Oh Jin, uyuyan Jin gözlerini açtı.
“... Isabella?”
“Uyanık mısın?”
Isabella, kalkmaya çalışırken Ojin'in göğsüne hafifçe bastırdı ve onu yatağa bıraktı.
“Benimle paylaştığın söz...“ Hatırlıyor musun? ”
“söz?”
“Evet. “Bu, dönme çarkta verdiğimiz bir söz.”
“... Durum buysa.”
Oh Jin'in ifadesi sertleşti.
Gaecheon'un etkileri nedeniyle, onunla konuştuğum şeyle ilgili anılarımı tamamen kaybetmiştim.
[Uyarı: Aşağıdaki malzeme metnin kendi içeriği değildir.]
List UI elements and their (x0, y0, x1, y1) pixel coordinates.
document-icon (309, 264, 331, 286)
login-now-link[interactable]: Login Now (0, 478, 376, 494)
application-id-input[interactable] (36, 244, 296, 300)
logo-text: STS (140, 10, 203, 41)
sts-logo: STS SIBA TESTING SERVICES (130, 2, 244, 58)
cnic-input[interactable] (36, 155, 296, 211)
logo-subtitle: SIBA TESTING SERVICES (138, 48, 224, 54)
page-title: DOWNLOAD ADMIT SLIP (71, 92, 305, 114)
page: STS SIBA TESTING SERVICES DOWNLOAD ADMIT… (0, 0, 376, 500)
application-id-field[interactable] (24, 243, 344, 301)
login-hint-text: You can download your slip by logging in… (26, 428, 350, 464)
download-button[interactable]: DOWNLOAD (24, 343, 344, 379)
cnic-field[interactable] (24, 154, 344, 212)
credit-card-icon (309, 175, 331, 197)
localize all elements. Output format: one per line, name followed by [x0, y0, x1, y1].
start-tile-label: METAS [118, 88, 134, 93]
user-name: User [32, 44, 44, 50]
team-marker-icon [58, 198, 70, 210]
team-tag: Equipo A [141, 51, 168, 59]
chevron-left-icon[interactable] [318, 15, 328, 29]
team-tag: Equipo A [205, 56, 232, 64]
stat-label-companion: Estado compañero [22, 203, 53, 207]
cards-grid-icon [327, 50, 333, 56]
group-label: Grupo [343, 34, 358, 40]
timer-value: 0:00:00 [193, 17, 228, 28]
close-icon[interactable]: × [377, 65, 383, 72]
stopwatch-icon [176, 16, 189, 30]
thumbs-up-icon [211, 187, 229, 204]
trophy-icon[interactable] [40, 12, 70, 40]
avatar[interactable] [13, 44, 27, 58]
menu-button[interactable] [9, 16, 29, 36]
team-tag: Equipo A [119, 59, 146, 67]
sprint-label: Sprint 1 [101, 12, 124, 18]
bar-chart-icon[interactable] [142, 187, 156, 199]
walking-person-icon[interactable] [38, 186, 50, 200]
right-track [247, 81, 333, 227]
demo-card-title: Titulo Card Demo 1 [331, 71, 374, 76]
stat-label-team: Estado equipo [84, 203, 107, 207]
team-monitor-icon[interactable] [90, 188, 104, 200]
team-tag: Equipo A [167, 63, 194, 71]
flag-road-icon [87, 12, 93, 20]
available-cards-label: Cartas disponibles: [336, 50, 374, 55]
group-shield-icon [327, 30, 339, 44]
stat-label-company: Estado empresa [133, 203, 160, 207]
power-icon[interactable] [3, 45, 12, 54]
“Üzgünüm. Daha önce söylediğim gibi hatırlıyorum... “
“Sana söylemem gerek, değil mi?”
Isabella yatağa tırmandı.
Ojin'e nefes kesen çekici gözlerle baktı ve sessizce konuştu.
“Ah Jin...”
Bir anlık tereddüt.
Ona çelişkili gözlerle bakan Isabella, vücudunu onu eziyormuş gibi Ojin'in üstüne koydu.
“Beni 'ilk' yapacağını söyledin.”
O gün dönme dolapta ne olduğunu hatırlamıyor.
Daha sonra.
Birincisi olabilirsin, ikincisi değil.
Ha-eun değil, kendiniz.
Sen onun en değerli insanı olursun.
“Ah Jin... sözünü tutacak mısın?”
Isabella ona şehvetli gözlerle baktı ve sıcak bir nefes verdi.